Paraganglioma of the prostatic urethra. A report of three cases and a review of the literature

Objective To determine the incidence and clinical presentation of prostatic urethral paragangliomas and to compare these findings with paragangliomas occurring in the other sites of the lower urinary tract. Patients and methods The clinical records of three patients with prostatic urethral paragangliomas were reviewed, as was the histology of each specimen. The tumours were stained immunocytochemically with neuron-specific enolase, chromogranin, S100 protein, protein gene product 9.5, prostate-specific acid phosphatase and prostate-specific antigen. Results The three tumours occurred in elderly men, two of whom presented with haematuria, one of whom also had a vesical transitional cell carcinoma, and the third patient had obstructive symptoms due to co-existent prostatic hyperplasia. The histological appearances and immunocytochemical findings were consistent with paraganglioma.
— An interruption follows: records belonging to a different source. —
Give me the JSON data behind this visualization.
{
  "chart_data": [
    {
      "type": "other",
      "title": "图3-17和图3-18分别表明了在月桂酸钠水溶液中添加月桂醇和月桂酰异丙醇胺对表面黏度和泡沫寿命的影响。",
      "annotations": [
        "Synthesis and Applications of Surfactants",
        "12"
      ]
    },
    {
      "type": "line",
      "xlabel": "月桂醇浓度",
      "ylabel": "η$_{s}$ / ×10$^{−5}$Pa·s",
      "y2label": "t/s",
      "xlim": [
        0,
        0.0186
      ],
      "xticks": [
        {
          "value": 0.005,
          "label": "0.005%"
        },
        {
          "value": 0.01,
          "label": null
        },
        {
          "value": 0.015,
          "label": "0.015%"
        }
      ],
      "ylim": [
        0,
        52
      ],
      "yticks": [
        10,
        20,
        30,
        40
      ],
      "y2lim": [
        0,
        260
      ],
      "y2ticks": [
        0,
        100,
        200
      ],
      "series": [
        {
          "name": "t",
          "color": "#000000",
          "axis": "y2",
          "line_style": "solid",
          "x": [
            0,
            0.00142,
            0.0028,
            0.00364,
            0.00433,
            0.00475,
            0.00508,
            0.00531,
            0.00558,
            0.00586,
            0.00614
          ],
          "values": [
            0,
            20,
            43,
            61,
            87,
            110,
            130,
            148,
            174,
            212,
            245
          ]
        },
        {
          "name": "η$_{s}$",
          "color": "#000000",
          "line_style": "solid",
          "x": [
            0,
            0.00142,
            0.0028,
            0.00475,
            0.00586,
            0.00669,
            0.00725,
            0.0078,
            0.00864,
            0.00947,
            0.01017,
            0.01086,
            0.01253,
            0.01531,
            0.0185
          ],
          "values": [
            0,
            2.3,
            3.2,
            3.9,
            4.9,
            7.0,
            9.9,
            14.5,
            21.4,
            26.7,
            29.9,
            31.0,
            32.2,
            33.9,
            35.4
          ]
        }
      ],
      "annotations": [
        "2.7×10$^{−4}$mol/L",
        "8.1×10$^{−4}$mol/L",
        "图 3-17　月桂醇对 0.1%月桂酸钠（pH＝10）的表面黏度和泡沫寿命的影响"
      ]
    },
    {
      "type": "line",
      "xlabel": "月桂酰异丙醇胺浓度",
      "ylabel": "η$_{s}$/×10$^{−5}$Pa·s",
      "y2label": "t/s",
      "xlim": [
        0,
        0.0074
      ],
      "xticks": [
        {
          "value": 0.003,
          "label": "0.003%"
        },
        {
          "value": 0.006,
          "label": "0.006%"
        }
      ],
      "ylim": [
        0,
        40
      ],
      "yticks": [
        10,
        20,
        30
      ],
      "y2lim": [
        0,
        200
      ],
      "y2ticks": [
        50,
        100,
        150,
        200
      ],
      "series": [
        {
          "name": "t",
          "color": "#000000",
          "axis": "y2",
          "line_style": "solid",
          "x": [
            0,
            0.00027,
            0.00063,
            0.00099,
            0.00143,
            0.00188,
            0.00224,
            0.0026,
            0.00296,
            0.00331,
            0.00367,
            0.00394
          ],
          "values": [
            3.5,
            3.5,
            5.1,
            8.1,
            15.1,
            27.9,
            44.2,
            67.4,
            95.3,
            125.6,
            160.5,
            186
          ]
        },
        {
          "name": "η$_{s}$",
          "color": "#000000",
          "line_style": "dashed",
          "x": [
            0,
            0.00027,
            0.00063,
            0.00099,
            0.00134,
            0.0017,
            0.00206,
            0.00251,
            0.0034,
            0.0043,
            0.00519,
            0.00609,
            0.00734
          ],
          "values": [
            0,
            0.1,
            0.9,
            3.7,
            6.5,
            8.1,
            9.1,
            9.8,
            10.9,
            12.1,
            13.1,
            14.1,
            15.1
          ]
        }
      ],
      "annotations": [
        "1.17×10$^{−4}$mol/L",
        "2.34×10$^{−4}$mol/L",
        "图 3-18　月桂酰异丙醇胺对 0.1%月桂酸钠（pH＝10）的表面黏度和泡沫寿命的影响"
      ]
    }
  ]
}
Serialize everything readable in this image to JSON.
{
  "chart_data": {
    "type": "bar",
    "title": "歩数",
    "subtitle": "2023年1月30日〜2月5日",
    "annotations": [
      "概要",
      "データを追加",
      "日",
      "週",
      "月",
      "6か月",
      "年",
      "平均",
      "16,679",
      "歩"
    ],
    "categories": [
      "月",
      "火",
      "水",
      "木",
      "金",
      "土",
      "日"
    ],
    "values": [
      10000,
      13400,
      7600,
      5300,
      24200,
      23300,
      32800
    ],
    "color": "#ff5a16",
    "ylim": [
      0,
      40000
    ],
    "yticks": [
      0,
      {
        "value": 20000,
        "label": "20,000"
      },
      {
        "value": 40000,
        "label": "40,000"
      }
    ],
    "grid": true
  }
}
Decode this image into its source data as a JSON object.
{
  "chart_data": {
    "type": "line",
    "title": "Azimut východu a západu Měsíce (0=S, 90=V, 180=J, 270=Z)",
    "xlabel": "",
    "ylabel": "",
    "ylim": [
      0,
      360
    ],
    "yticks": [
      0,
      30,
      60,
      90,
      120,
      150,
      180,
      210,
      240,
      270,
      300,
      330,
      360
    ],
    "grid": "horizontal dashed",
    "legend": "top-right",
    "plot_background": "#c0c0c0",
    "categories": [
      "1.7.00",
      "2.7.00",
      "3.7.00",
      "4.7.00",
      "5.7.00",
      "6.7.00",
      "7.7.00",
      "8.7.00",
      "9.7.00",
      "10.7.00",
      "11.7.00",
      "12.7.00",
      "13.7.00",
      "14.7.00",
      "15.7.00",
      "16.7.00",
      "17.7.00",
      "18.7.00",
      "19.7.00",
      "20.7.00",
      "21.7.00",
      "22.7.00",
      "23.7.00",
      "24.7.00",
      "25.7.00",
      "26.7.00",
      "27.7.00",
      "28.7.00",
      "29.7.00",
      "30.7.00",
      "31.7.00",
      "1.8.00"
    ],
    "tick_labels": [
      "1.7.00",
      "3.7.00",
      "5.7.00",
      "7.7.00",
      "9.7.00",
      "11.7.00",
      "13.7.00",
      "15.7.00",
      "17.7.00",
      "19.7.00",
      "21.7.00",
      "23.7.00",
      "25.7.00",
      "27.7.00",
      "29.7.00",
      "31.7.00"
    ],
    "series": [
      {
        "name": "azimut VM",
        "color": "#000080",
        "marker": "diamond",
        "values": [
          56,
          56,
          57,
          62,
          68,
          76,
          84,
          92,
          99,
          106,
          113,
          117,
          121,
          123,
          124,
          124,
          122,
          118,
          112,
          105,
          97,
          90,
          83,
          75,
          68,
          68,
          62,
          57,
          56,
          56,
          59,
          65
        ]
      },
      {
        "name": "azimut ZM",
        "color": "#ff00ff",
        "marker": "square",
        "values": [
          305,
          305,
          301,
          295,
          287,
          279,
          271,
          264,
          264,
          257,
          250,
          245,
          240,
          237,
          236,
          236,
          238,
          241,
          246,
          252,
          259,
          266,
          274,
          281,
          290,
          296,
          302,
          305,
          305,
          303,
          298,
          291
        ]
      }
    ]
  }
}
Treatment consisted of local excision and there were no recurrences or metastases at 5 and 6 years in two patients for whom follow-up was available. Conclusion Urethral paragangliomas are rare tumours arising in elderly men and are hormonally inactive. Although haematuria may be the presenting symptom, it is important to exclude additional more common and possibly more sinister lesions such as transitional cell carcinoma. Local excision appears to be curative.